****
-Kilas balik Svarga dan Satya-
"Dunia itu kejam, untuk orang yang terlalu baik. Maka dari itu, setiap orang selalu berkata;jangan terlalu baik kepada oranglain jika kebaikanmu tak pernah dianggap."
•
•
Seorang bocah lelaki tampan nampak tersenyum manis kearah anak gadis didepannya itu, beberapa saat yang lalu perkataan yang gadis itu lontarkan membuat dirinya hampir tertawa.
"Papah kamu nggak galak kan?" ucapnya beberapa saat yang lalu.
Mahesa mendekat, kemudian menepuk bahu Alya untuk meyakinkan.
"Kalau orangtua kita jahat, nggak mungkin kita dirawat hingga saat ini. Bagaimanapun orangtua itu pada dasarnya sayang sama anaknya." Ucap Mahesa bijak.
Entahlah, luarbiasa sekali mendengar bocah berusia 7 tahun berkata sedemikian rupa. Ia didewasakan oleh keadaaan.
Awalnya, Mahesa mengira bahwa Alya takut pada papahnya karena omongan-omongan orang yang sering didengarnya. Tapi, Mahesa percaya, hanya Alya lah satu-satunya teman yang bisa memahami keadaannya.
"Kemaren kan aku udah main ke rumah kamu, sekarang kamu yang main kerumah aku." Ucap Mahesa.
"Papah aku mau ketemu kamu, Al."
Alya nampak terdiam, anak itu sebenarnya hanya malu untuk bertamu.
"A-aku pulang aja, deh. malu..." lirih Alya.
"Lho? kita udah sampe didepan rumah aku loh, Al." Jawab Mahesa.
Alya dan Mahesa sama-sama menoleh kearah depan, tepatnya menoleh pada rumah berwarna putih tersebut.

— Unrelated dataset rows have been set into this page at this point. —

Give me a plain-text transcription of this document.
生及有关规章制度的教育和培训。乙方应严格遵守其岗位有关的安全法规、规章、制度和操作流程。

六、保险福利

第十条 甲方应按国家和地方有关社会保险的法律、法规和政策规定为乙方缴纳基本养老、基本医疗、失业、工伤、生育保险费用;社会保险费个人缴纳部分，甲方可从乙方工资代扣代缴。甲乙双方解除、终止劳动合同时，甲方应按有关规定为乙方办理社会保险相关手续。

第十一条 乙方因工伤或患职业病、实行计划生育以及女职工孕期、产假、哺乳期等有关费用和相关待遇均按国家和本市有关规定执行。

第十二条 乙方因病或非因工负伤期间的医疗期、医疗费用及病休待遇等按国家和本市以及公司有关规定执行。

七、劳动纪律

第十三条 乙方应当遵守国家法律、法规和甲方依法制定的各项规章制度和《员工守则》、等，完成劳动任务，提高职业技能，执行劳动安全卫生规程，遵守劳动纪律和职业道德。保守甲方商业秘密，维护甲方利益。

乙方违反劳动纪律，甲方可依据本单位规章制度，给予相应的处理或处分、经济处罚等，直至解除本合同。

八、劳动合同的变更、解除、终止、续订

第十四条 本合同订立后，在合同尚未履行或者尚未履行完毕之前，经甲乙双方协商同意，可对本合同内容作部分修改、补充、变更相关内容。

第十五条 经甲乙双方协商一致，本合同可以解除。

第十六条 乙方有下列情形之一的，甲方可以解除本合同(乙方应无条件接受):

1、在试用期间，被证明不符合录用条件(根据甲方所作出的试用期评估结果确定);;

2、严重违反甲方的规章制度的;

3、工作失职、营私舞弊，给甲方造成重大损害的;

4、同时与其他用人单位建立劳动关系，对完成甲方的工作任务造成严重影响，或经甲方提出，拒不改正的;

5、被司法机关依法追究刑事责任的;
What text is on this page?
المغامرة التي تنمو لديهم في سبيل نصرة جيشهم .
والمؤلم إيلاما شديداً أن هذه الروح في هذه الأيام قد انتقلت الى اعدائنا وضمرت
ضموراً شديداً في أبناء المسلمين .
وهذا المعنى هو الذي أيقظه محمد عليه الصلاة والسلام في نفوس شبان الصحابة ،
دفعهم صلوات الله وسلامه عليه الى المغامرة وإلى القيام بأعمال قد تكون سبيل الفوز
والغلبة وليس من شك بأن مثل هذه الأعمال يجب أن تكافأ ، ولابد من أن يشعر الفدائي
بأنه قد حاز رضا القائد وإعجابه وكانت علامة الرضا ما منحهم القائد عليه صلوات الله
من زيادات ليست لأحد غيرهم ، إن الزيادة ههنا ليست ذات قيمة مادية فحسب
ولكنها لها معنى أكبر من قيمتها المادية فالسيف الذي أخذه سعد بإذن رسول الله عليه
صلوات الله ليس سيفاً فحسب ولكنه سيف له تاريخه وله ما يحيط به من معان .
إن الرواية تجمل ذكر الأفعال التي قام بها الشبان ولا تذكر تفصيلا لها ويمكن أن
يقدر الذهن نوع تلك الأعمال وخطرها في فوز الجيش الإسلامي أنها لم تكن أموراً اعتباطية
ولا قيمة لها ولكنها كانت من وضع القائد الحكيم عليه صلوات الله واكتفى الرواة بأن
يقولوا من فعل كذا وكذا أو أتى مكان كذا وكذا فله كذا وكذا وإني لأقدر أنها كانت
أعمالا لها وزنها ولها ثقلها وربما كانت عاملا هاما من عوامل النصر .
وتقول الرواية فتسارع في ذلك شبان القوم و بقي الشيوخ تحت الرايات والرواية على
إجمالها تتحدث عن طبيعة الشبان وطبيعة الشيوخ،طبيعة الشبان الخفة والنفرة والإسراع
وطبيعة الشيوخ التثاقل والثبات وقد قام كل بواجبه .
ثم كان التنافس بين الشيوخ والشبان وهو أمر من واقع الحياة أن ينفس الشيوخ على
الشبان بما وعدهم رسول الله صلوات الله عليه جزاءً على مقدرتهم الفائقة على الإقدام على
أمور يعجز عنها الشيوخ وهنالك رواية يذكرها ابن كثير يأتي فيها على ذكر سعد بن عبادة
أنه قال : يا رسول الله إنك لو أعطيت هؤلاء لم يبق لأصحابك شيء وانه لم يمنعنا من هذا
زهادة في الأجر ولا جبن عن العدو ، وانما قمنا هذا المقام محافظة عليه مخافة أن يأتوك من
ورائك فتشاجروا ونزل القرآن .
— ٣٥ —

"Oh, iya. hehehe" cekikik Alya.
"Ayok masuk, kenalan sama papah aku." Ajak Mahesa.
Bocah itu langsung menggandeng tangan gadis cantik di sebelahnya, untuk mengajaknya masuk kedalam rumahnya.
"Selamat datang, Tuan kecil dan nona cantik."
Alya terkesipu takjub dengan penyambutan para penjaga dan beberapa maid dirumah milik Mahesa, rupanya bocah itu anak orang kaya.
"Mahesa ternyata kamu anak orang kaya, ya." Ucap Alya.
Mahesa menoleh, kemudian tertawa geli.
"Nggak, sebenernya biasa aja kok." Jawabnya.
Setelah keduanya sampai didalam rumah Mahesa, Alya dibuat takjub untuk kedua kalinya pada interior dan isi rumah milik Mahesa. Begitu elegan dengan beberapa barang antik yang terpajang disetiap sudut rumah ini.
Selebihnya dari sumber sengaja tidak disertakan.